Uzbekistan: ‘From West to China’

“The EU has to understand that the age of ‘teacher and pupil’ has gone now,” First Deputy Prime Minister Rustam Azimov said Tashkent was tired of being lectured to by the European Union although it was prepared to work with individual states who showed respect.

Uzbek President Islam Karimov visited China on April 19-20, 2011. During his visit, Krimov opened up Uzbekistan’s economy and vast mineral resources to China rather than Europe after feeling let down by Western pressure over its human rights record.

Uzbekistan and China inked deals, including $5 billion worth of investment projects, on trade in strategic materials during President’s visit to Beijing. The deals also envisage the construction of a third line on the existing gas pipeline stretching from Turkmenistan to China through Uzbekistan and Kazakhstan. Uzbekistan will sell uranium, non-ferrous metals, cotton and gas to China in exchange for Chinese high-technology to modernise its ageing energy infrastructure and to build new machinery and chemical plants which the country has been denied by the EU countries under sanctions against Uzbekistan.

Karimov, who closed down the US Air base at Karshi Khanabad in 2005, returned to the Pentagon in 2009 in return for Washington’s support for his dictorial rule. The base has a great strategic importance in NATO’s operation in Afghanistan, a Muslim-majority country occupied for West’s greed for oil and heroin.

Uzbekistan, with its ancient cities of Bukhara and Samarkand, is heir to Muslims’ glorious past. Bukhara was hometown of philosopher and physician Ibn Sina (b. 980) and Imam Bukhari. Samarkand was centre of learningand history. Tashkent was hometown of Musa Khwarezmi, the 9th centry mathematician; Abu Reikhan al-Biruni, the 10th century polymath and philosopher; Ulugh Beg, the 15th century astrnomer, who built an observatory at Samarkand, and late 15th century poet Ali Shir Navai.

Uzbekistan is home to 30,000-strong Jewish community. Israel and Uzbekistan established diplomatic relations in 1992 and have since signed several cooperation agreements. Then-prime minister Benjamin Netanyahu met Karimov in Tashkent in May 1998, and the Uzbek president visited Israel four months later. In September 2000, Karimov appealed to Israel for aid in combating the rise of Islamic violence in the region.

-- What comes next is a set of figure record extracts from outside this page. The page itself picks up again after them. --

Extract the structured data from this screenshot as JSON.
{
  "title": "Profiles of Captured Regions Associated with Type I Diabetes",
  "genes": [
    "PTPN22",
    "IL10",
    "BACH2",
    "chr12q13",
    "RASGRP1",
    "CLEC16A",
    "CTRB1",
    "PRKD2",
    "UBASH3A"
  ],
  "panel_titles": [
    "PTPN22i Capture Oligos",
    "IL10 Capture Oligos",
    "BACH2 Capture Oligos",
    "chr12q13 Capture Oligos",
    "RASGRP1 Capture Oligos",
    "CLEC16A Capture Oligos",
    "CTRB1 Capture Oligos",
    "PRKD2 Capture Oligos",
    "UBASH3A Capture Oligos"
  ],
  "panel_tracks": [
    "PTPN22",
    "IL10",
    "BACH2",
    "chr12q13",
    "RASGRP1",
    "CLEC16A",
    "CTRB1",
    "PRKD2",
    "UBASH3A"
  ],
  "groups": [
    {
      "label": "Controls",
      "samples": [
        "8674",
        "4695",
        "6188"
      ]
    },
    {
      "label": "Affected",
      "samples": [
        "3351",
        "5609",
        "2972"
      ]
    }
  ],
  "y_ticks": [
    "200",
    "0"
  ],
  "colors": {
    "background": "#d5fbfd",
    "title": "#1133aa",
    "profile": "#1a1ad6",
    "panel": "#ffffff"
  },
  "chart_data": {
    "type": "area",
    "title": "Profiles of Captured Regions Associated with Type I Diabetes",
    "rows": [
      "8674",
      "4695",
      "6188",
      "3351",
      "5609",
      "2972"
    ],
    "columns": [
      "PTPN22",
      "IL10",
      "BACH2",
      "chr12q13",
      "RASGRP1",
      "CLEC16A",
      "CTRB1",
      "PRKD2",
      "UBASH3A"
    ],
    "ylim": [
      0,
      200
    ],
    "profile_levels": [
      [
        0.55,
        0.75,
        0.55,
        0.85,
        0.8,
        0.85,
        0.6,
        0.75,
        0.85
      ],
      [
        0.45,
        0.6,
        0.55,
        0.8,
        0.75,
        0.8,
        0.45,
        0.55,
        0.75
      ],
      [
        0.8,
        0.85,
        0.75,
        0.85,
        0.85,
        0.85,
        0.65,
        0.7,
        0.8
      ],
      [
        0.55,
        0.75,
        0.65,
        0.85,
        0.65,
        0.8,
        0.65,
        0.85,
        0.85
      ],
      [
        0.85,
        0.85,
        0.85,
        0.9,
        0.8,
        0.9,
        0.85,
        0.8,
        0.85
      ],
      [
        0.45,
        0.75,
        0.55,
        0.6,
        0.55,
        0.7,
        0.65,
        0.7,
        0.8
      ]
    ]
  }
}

Eager to forge ties with a Muslim country perceived as friendly to Israel, American Jewish communal leaders have maintained good relations with Karimov’s regime. Another factor in the relationship has been Sheikh Muhammad Hisham Kabbani, the Uzbek-born head of the Islamic Supreme Council of America whose moderate views have endeared him to Jewish communal leaders. Kabbani, a Sufi, has condemned radical Islam and terrorism repeatedly and has praised the Karimov regime regularly.